De todos os fatos sociais, a religião é, sem dúvida, o mais fundamental e misterioso. Pensadores de áreas tão diferentes quanto Durkheim, Freud, Toynbee, Huntington e Girard são unânimes em sustentar que a cultura se funda na religião. No entanto, a fé religiosa é o único fenômeno social a que a maioria dos pensadores contemporâneos nega um objeto real ou confessa a sua própria impotência para determiná-lo. Em poucas palavras, a religião ainda é tratada, pelas ciências humanas, como ilusão e fantasmagoria.
Esse julgamento é justo? Em que consiste a religião? A que corresponde o seu objeto? Qual é o valor de verdade que ela encerra? Este texto e os que o seguirão têm por objetivo tratar das perguntas acima, sob o ponto de vista de todas as religiões, mas especialmente das monoteístas. Cada religião (do latim religatio: ato ou efeito de reatar) desenvolve a sua essência de modo peculiar. Por isso, produz resultados diversos de todos os outros sistemas de crenças. Porém, ao mesmo tempo, cada religião vale na medida em que o seu desenvolvimento mantém certa concordância com a essência das outras religiões. Há um ponto de convergência mínima e nuclear, uma essência do ato de crer que transcende a especificidade das religiões. Proponho que a essência das religiões pode ser compreendida, em relação à família e à figura do pai. Panteões inteiros foram construídos com base em tramas familiares. Não é diferente com as religiões bíblicas. Esses dados etnológicos chegam a ser irrefutáveis. Indagar o seu significado é o objetivo da presente série.
A relação entre Deus e a família é mais ou menos explícita, na Bíblia, embora nem sempre seja considerada em toda a sua profundidade. Não apenas o Novo Testamento fala de Deus como Pai. O Antigo também o faz, de outra maneira. É que o conceito de pai se altera, quando passamos de um para o outro Testamento. De modo que tanto a religião bíblica como a estruturação social da família, nos povos monoteístas, dependem antes de tudo do conceito de pai.
Infelizmente, uma série de acontecimentos, no último século e meio, provocou forte desagregação da família, nas sociedades ocidentais. Essa desagregação está, intimamente, associada à dessacralização da vida que se verificou nesses povos. Ao percebermos que as religiões são o desenvolvimento da espiritualidade humana numa direção relacionada ao pai e à família, perguntamo-nos se esses fatos não são facetas do desgaste profundo e atroz da figura paterna e das mudanças por que passa a família na atualidade.

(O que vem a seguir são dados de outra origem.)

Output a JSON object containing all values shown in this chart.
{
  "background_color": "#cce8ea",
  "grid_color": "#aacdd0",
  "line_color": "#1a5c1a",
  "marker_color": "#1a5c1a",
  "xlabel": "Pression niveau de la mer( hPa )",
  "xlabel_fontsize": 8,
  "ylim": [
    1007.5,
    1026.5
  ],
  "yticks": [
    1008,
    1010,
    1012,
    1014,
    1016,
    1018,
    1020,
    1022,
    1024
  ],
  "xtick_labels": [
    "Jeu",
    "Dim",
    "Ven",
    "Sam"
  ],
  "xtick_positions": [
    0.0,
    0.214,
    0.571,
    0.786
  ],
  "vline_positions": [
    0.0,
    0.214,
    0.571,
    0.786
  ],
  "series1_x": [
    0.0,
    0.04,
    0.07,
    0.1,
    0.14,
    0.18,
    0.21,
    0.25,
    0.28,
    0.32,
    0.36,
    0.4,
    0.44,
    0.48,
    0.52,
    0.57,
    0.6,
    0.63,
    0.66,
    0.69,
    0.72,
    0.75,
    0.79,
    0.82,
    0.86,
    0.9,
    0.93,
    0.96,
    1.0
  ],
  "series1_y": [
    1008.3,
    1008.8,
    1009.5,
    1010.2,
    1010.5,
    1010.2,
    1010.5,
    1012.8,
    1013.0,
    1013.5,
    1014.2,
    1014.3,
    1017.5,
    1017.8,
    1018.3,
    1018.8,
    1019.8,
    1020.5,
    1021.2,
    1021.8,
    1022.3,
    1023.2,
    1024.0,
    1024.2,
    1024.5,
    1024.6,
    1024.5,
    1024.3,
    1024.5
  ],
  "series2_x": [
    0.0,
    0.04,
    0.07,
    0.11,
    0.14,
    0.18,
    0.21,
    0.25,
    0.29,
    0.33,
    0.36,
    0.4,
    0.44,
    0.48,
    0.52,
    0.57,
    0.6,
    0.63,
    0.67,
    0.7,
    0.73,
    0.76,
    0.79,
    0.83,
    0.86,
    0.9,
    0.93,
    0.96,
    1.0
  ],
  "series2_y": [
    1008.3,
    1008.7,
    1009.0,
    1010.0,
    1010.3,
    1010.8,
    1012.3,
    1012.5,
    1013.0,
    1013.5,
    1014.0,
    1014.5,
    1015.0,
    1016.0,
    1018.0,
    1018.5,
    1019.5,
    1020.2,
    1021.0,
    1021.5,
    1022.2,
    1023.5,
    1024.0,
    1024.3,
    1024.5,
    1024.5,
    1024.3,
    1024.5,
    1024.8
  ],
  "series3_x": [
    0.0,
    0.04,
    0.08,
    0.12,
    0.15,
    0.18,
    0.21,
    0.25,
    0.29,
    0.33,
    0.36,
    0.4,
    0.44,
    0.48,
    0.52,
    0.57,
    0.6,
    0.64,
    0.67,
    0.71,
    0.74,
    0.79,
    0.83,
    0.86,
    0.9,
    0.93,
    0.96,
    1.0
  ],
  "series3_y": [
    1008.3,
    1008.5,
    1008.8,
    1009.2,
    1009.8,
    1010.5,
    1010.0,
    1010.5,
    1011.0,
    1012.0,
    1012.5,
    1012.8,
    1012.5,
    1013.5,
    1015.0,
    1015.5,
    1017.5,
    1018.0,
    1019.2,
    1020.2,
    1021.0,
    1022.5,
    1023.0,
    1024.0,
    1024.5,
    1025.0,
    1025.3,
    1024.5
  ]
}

Se a religião é a construção da família suprema, divina, como sugiro, o neoateísmo e o neoagnosticismo podem ser vistos como reflexos da crise atual da família, no campo da religião. E, se assim é, seus adeptos e porta-vozes estão a exprimir um aspecto do problema civilizacional mais amplo, que afeta a família.
No entanto, as relações da família com a religião não se dão apenas nesse sentido, mas também na direção oposta. A família nuclear também é influenciada pelos desenvolvimentos no campo da religião. Ela é um reflexo social duradouro da religião e do que acontece com ela. Por isso, não se pode negar que, no último meio século, a família passou a refletir os descaminhos da dessacralização em andamento no meio social.
Essa é a síntese do que irei abordar, na série que se inicia. Neste texto e nos próximos, procurarei dar foros de concepção filosófica a uma intuição tão comum que é expressa em jargão popular, a saber: a noção de que a ideia da divindade é a reconstrução da noção social do pai. Ou, como dizemos em linguagem direta, Deus é pai. O que não se percebe, quando se pronuncia essa frase, é que ela encerra um modo de ver o fenômeno religioso que sugere a experiência monoteísta em toda a sua amplitude, vale dizer, tanto a adoração como o sacrifício do Pai.
Após a proposição de uma série de teorias ousadas e inovadoras sobre o religioso, pode ser oportuno analisar a simples intuição, que acabo de mencionar. A ideia nada tem de desconhecida: os adultos sempre tranquilizaram as crianças com ela; os aflitos sempre apaziguaram com ela o seu coração. No entanto, apesar do tempo transcorrido, ela não foi guarnecida por uma real demonstração da sua verdade.
As intuições à base da maior parte das modernas teorias da religião não coincidem com noções populares. E o pior é que, ao se afastarem de intuições mais comuns, em vez de explicarem a religião, elas a contraem a experiências e instituições particulares. Reduzem o essencial do fenômeno religioso aos seus acessórios. A ideia que proporei a seguir evita essa espécie de inovação ao interpretar a religião em estrita consonância com uma noção popular. Procura, exatamente, dar foros de teoria ou concepção filosófica a essa noção.